Search ForexCrunch

The UK and EU finalized a free trade agreement covering goods which will come into effect at 11:00 GMT on December 31. EU officials described the end as a “relief” and this is likely to be the market reaction, as well. Cable once again rallied right up to resistance at 1.3620 before retreating. GBP/USD still looks capped around current levels, according to economists at TD Securities. 

Key quotes

“The UK and EU have confirmed they have reached a deal on the goods trade, so as of January 1st, the UK is outside of the EU customs union and single market and will begin to negotiate new bilateral trade agreements with other nations. While this does now provide for zero-tariff trade, firms will need to adjust to the specific rules of origin requirements to take advantage of that. As expected, this deal does not include the service sector like financial services.

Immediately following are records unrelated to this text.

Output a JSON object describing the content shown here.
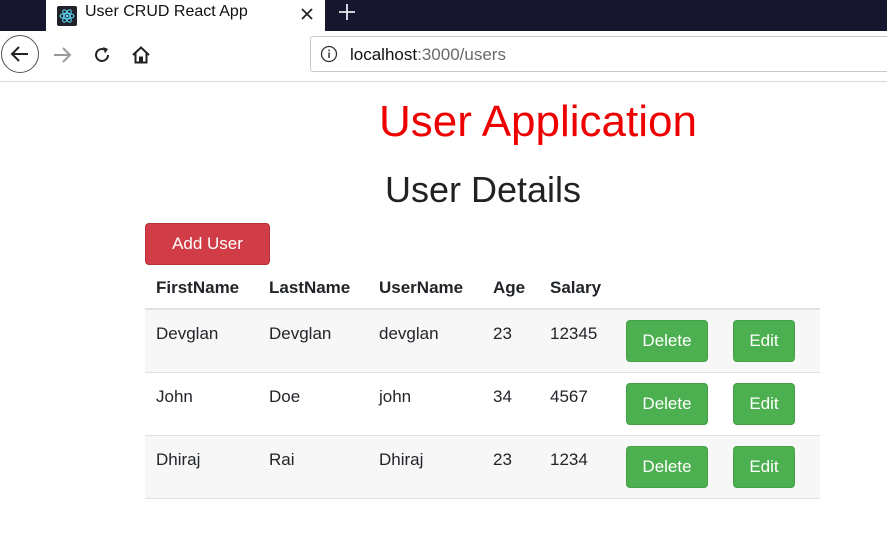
{
  "browser": {
    "tab": {
      "title": "User CRUD React App",
      "favicon": "react-logo-icon"
    },
    "url": {
      "host": "localhost",
      "path": ":3000/users"
    }
  },
  "page": {
    "app_title": "User Application",
    "section_title": "User Details",
    "add_button": "Add User",
    "colors": {
      "title": "#ee0000",
      "add_button": "#d13d46",
      "action_button": "#4caf50"
    },
    "table": {
      "headers": [
        "FirstName",
        "LastName",
        "UserName",
        "Age",
        "Salary"
      ],
      "rows": [
        {
          "first": "Devglan",
          "last": "Devglan",
          "username": "devglan",
          "age": "23",
          "salary": "12345",
          "delete": "Delete",
          "edit": "Edit"
        },
        {
          "first": "John",
          "last": "Doe",
          "username": "john",
          "age": "34",
          "salary": "4567",
          "delete": "Delete",
          "edit": "Edit"
        },
        {
          "first": "Dhiraj",
          "last": "Rai",
          "username": "Dhiraj",
          "age": "23",
          "salary": "1234",
          "delete": "Delete",
          "edit": "Edit"
        }
      ]
    }
  }
}
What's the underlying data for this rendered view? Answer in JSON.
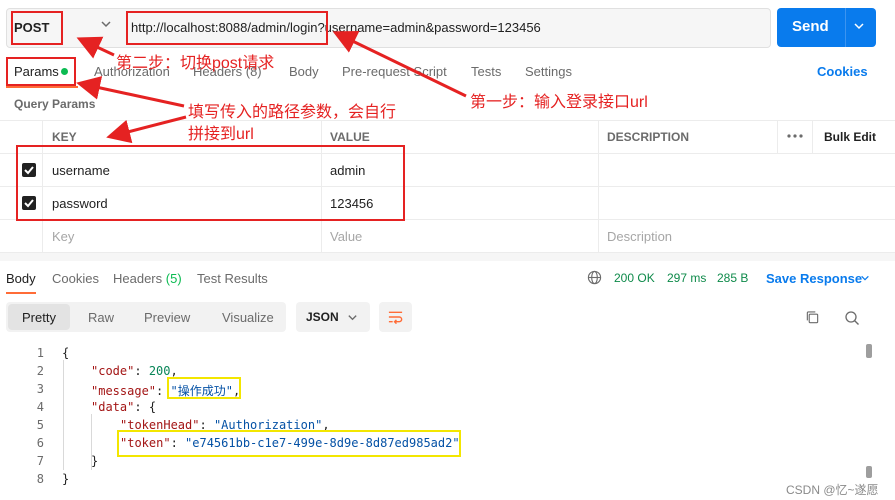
{
  "request": {
    "method": "POST",
    "url": "http://localhost:8088/admin/login?username=admin&password=123456",
    "send_label": "Send"
  },
  "request_tabs": [
    {
      "label": "Params",
      "active": true,
      "indicator_color": "#0cbb52"
    },
    {
      "label": "Authorization"
    },
    {
      "label": "Headers (8)"
    },
    {
      "label": "Body"
    },
    {
      "label": "Pre-request Script"
    },
    {
      "label": "Tests"
    },
    {
      "label": "Settings"
    }
  ],
  "cookies_link": "Cookies",
  "query_params": {
    "title": "Query Params",
    "columns": [
      "KEY",
      "VALUE",
      "DESCRIPTION"
    ],
    "bulk_edit": "Bulk Edit",
    "rows": [
      {
        "checked": true,
        "key": "username",
        "value": "admin",
        "description": ""
      },
      {
        "checked": true,
        "key": "password",
        "value": "123456",
        "description": ""
      }
    ],
    "placeholder": {
      "key": "Key",
      "value": "Value",
      "description": "Description"
    }
  },
  "response_tabs": [
    {
      "label": "Body",
      "active": true
    },
    {
      "label": "Cookies"
    },
    {
      "label": "Headers",
      "count": "(5)"
    },
    {
      "label": "Test Results"
    }
  ],
  "response_status": {
    "status": "200 OK",
    "time": "297 ms",
    "size": "285 B"
  },
  "save_response": "Save Response",
  "format_tabs": [
    "Pretty",
    "Raw",
    "Preview",
    "Visualize"
  ],
  "format_select": "JSON",
  "code_lines": [
    {
      "n": "1",
      "text": "{"
    },
    {
      "n": "2",
      "key": "\"code\"",
      "num": "200"
    },
    {
      "n": "3",
      "key": "\"message\"",
      "str": "\"操作成功\""
    },
    {
      "n": "4",
      "key": "\"data\"",
      "brace": "{"
    },
    {
      "n": "5",
      "key": "\"tokenHead\"",
      "str": "\"Authorization\""
    },
    {
      "n": "6",
      "key": "\"token\"",
      "str": "\"e74561bb-c1e7-499e-8d9e-8d87ed985ad2\""
    },
    {
      "n": "7",
      "text": "}"
    },
    {
      "n": "8",
      "text": "}"
    }
  ],
  "annotations": {
    "step2": "第二步：切换post请求",
    "step1": "第一步：输入登录接口url",
    "params_line1": "填写传入的路径参数，会自行",
    "params_line2": "拼接到url"
  },
  "watermark": "CSDN @忆~遂愿",
  "colors": {
    "accent": "#097bed",
    "tab_active": "#ff6c37",
    "annotation": "#e52222",
    "highlight": "#f3e600",
    "success": "#0e8a4a"
  },
  "icons": [
    "chevron-down-icon",
    "more-horizontal-icon",
    "globe-icon",
    "wrap-lines-icon",
    "copy-icon",
    "search-icon",
    "checkbox-checked-icon"
  ]
}
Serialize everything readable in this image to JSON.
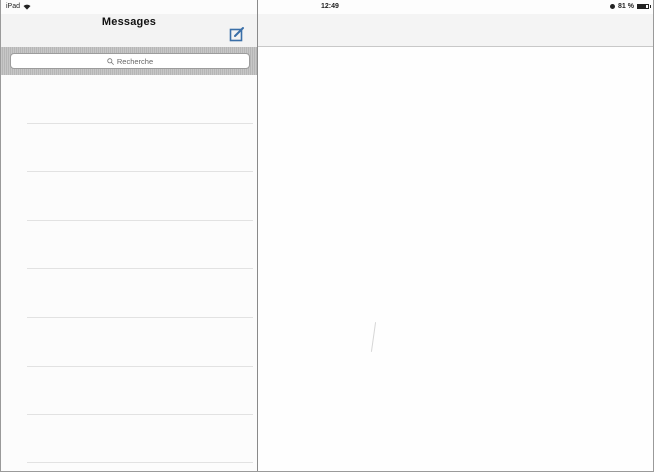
{
  "status_bar": {
    "device": "iPad",
    "time": "12:49",
    "battery": "81 %",
    "battery_level": 0.81
  },
  "master": {
    "title": "Messages",
    "compose_icon": "compose-icon",
    "search": {
      "placeholder": "Recherche",
      "icon": "search-icon"
    },
    "rows": [
      "",
      "",
      "",
      "",
      "",
      "",
      "",
      ""
    ]
  },
  "colors": {
    "navbar": "#f3f3f3",
    "search_bar_bg": "#bdbdbd",
    "compose_accent": "#3a6fa8",
    "separator": "#e2e2e2"
  }
}
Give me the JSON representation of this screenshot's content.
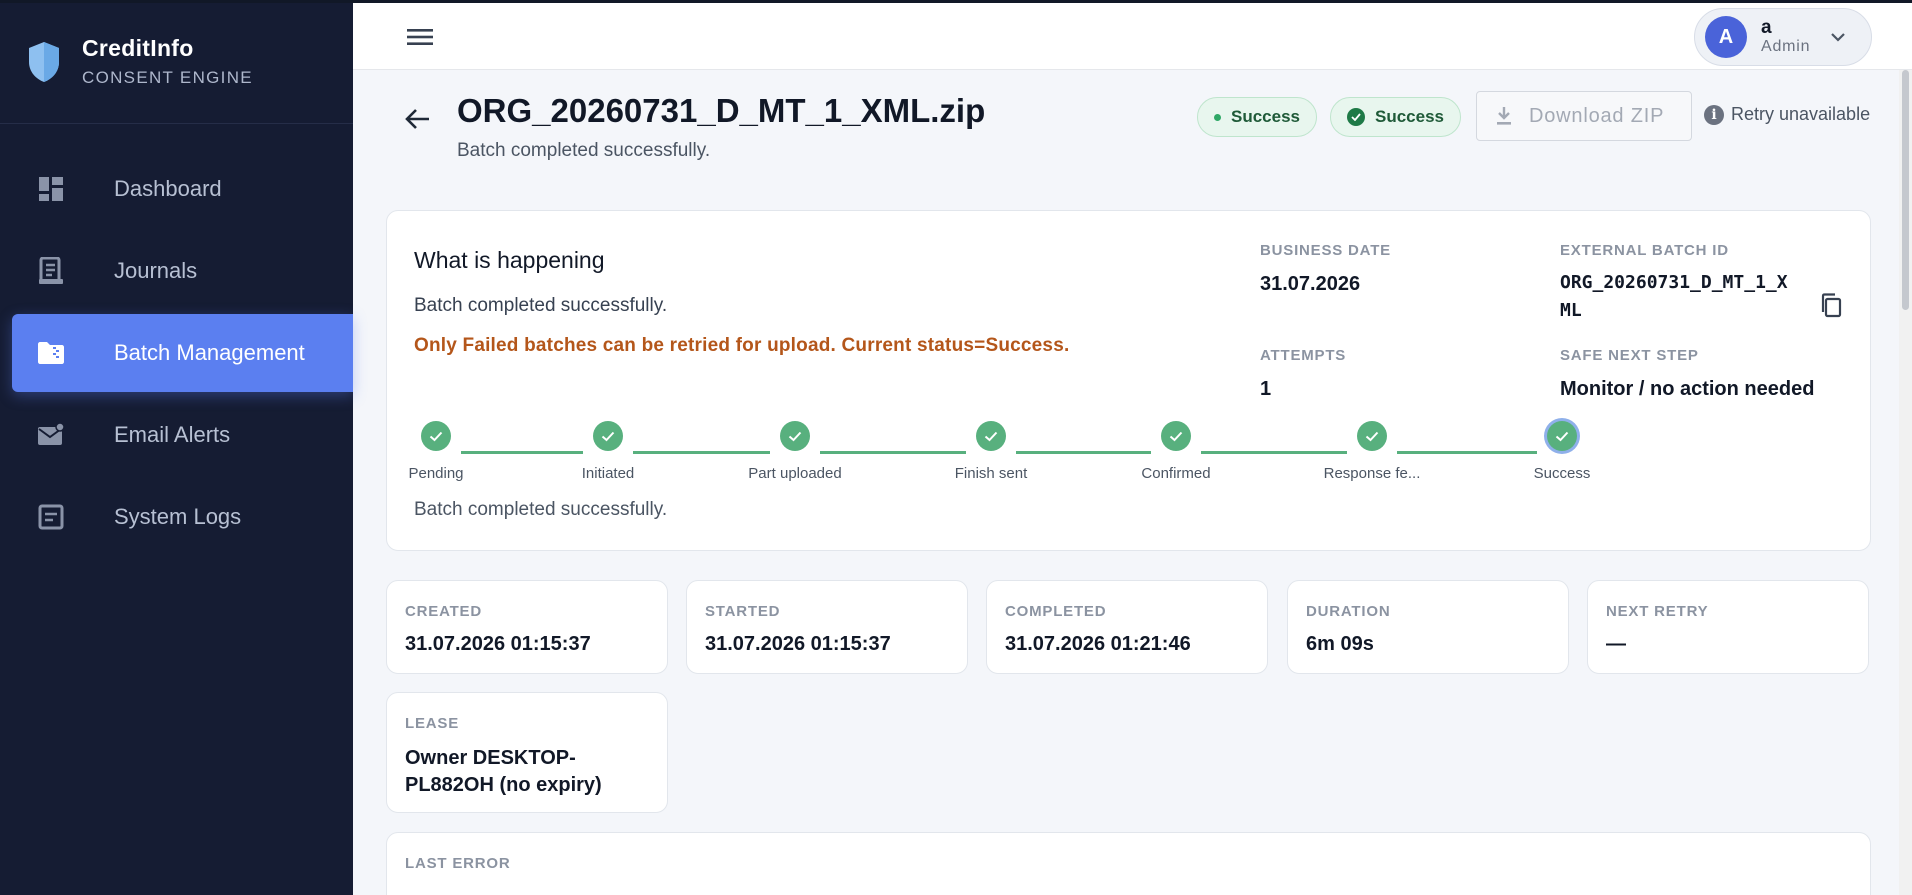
{
  "brand": {
    "name": "CreditInfo",
    "subtitle": "CONSENT ENGINE"
  },
  "sidebar": {
    "items": [
      {
        "label": "Dashboard",
        "icon": "dashboard-icon",
        "active": false
      },
      {
        "label": "Journals",
        "icon": "journal-icon",
        "active": false
      },
      {
        "label": "Batch Management",
        "icon": "folder-zip-icon",
        "active": true
      },
      {
        "label": "Email Alerts",
        "icon": "mail-alert-icon",
        "active": false
      },
      {
        "label": "System Logs",
        "icon": "log-icon",
        "active": false
      }
    ]
  },
  "user": {
    "initial": "A",
    "name": "a",
    "role": "Admin"
  },
  "header": {
    "title": "ORG_20260731_D_MT_1_XML.zip",
    "subtitle": "Batch completed successfully.",
    "status_pill_1": "Success",
    "status_pill_2": "Success",
    "download_label": "Download ZIP",
    "retry_label": "Retry unavailable"
  },
  "status_card": {
    "title": "What is happening",
    "text": "Batch completed successfully.",
    "warning": "Only Failed batches can be retried for upload. Current status=Success.",
    "business_date_label": "BUSINESS DATE",
    "business_date": "31.07.2026",
    "external_batch_id_label": "EXTERNAL BATCH ID",
    "external_batch_id_line1": "ORG_20260731_D_MT_1_X",
    "external_batch_id_line2": "ML",
    "attempts_label": "ATTEMPTS",
    "attempts": "1",
    "next_step_label": "SAFE NEXT STEP",
    "next_step": "Monitor / no action needed",
    "steps": [
      "Pending",
      "Initiated",
      "Part uploaded",
      "Finish sent",
      "Confirmed",
      "Response fe...",
      "Success"
    ],
    "current_step": 6,
    "footer": "Batch completed successfully."
  },
  "stats": [
    {
      "label": "CREATED",
      "value": "31.07.2026 01:15:37"
    },
    {
      "label": "STARTED",
      "value": "31.07.2026 01:15:37"
    },
    {
      "label": "COMPLETED",
      "value": "31.07.2026 01:21:46"
    },
    {
      "label": "DURATION",
      "value": "6m 09s"
    },
    {
      "label": "NEXT RETRY",
      "value": "—"
    }
  ],
  "lease": {
    "label": "LEASE",
    "value": "Owner DESKTOP-PL882OH (no expiry)"
  },
  "last_error": {
    "label": "LAST ERROR"
  },
  "colors": {
    "sidebar_bg": "#151c33",
    "active_nav": "#5b7ff0",
    "success": "#58b07e",
    "warning_text": "#b4561a"
  }
}
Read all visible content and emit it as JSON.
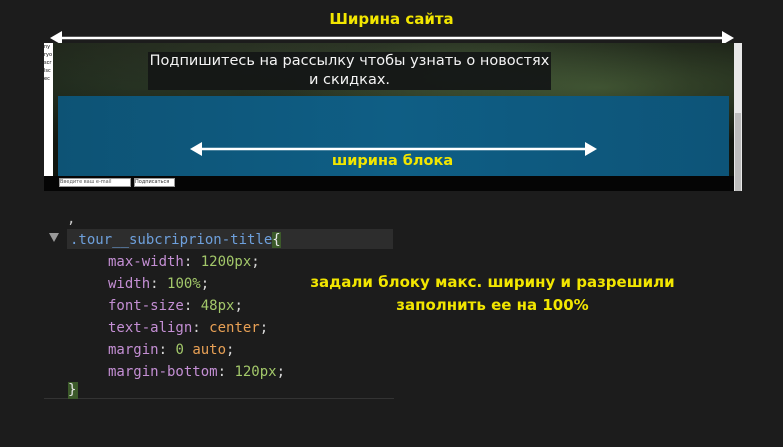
{
  "annotations": {
    "site_width": "Ширина сайта",
    "block_width": "ширина блока",
    "note_line1": "задали блоку макс. ширину и разрешили",
    "note_line2": "заполнить ее на 100%",
    "color": "#f2e600",
    "arrow_color": "#ffffff"
  },
  "preview": {
    "title": "Подпишитесь на рассылку чтобы узнать о новостях и скидках.",
    "left_strip_text": [
      "ny",
      "ryo",
      "scr",
      "lsc",
      "ec"
    ],
    "email_placeholder": "Введите ваш e-mail",
    "subscribe_label": "Подписаться",
    "band_color": "#0f5e85"
  },
  "code": {
    "brace_above": ",",
    "selector": ".tour__subcriprion-title",
    "open_brace": "{",
    "close_brace": "}",
    "declarations": [
      {
        "prop": "max-width",
        "value": "1200px",
        "kind": "num"
      },
      {
        "prop": "width",
        "value": "100%",
        "kind": "num"
      },
      {
        "prop": "font-size",
        "value": "48px",
        "kind": "num"
      },
      {
        "prop": "text-align",
        "value": "center",
        "kind": "kw"
      },
      {
        "prop": "margin",
        "value_num": "0",
        "value_kw": "auto",
        "kind": "mixed"
      },
      {
        "prop": "margin-bottom",
        "value": "120px",
        "kind": "num"
      }
    ]
  }
}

Though we could still see some further negotiations next year on various sectors given they were outside of the discussions here, most firms will require new branches in the EU in order to maintain access in many service areas.”

“We do not see this as any game-changer for markets. A deal was in the price and the specifics are unlikely to have any bearing on the direction of markets from here. While GBP is very cheap across many of our valuation models and much of the negotiation-linked uncertainty can fade, there is still significant economic underperformance and disruptions to follow early in 2021.”

“We start the year looking to sell GBP on rallies, especially on the non-USD crosses. Overall USD weakness may be able to help cable drift higher through the year, but our current forecasts do not see GBP/USD sustaining gains higher than current levels until the second half of 2021.”